Date Joined Mar 2018
Total Posts : 52
   Posted 3/1/2018 6:00 AM (GMT -6)   
I'm going to try and keep this short.

Symptoms started about 2 years ago.

I got the nexplanon implant after having a child.

Within 2-4 months I started with irritability/ constant menstruation.

I had the implant for 11 months, and continuously bled all but 4weeks, and added 5+lbs a month dispite diet or excercise.

I have always been tiny. Even when overweight.

All symptoms were chalked up to the implant. I also developed severe anxiety/panic attacks/PTSD episodes during this time.

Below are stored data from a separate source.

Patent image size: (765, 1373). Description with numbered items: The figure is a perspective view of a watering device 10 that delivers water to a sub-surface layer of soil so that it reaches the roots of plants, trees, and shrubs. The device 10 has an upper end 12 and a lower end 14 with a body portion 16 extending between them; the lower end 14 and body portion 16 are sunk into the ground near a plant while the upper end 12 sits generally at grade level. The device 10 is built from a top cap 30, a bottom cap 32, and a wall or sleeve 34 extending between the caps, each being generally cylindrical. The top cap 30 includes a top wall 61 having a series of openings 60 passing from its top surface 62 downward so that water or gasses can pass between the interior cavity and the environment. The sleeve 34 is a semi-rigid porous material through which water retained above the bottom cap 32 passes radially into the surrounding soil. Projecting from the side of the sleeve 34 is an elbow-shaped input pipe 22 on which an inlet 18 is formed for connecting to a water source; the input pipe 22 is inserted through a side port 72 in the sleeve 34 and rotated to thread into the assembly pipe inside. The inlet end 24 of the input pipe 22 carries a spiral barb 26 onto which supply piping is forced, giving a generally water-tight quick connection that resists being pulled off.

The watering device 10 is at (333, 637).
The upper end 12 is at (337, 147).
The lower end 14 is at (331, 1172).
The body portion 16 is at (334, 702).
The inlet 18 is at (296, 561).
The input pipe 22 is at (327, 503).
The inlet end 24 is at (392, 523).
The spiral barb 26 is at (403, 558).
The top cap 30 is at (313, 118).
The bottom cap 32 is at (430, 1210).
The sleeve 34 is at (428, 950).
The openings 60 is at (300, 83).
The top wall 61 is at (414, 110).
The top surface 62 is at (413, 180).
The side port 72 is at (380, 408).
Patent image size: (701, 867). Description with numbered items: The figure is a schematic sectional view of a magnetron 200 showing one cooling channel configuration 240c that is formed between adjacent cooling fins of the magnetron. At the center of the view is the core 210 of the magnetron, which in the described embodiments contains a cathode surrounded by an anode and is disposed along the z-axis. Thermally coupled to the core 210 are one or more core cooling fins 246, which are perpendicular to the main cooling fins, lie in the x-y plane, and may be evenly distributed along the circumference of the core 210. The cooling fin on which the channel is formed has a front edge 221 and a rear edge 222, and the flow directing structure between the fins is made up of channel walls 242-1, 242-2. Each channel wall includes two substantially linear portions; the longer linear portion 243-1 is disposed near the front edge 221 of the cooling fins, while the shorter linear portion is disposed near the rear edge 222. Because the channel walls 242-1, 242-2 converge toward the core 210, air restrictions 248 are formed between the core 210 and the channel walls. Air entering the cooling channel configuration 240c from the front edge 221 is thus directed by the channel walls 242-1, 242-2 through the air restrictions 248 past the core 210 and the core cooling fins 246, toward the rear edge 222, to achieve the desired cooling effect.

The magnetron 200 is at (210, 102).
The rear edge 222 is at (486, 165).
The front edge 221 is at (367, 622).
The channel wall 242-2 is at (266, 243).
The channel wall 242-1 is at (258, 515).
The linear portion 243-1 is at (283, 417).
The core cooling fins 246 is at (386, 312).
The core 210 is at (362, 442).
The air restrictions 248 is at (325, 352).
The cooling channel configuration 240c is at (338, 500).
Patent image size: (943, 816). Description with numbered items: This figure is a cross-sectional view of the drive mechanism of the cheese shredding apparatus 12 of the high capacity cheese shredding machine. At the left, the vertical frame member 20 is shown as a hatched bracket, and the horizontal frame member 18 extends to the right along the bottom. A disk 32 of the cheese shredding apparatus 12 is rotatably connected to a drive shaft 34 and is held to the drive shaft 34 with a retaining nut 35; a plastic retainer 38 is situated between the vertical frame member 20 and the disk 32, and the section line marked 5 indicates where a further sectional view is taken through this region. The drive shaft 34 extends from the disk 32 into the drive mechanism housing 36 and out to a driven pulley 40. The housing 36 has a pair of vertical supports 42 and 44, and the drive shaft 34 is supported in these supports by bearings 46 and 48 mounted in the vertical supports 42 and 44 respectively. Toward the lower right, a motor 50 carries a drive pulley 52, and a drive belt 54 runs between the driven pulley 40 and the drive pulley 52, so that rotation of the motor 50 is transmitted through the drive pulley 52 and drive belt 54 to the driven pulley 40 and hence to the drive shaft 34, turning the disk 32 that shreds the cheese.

We assumed that the symptoms would alliveate within 6 months to a year.

Anxiety and panic and PTSD attacks became unbearable. I couldn't live my life.

Was put on benzos in april-may, and an ssri in June.

This seemed to alleviate symptoms. Chalked up to mental health. (I've always been able to go outside, for a carride, or distract myself, and I'd be fine. Bit I was finding myself having a panic/anxiety attacks so bad within minutes of leaving home, I couldn't go anywhere)

I was basically paralyzed to my own home and going crazy.

So, I changed my diet.(I had been on keto diet before, and it greatly reduced all preexisting symptoms in the past, so I figured I would work myself into keto. But that seemed impossible, so I limited my food intake. Also, I've always suffered from depression, anxiety, panic, and PTSD attacks. But they were easily managed with diet and exercise)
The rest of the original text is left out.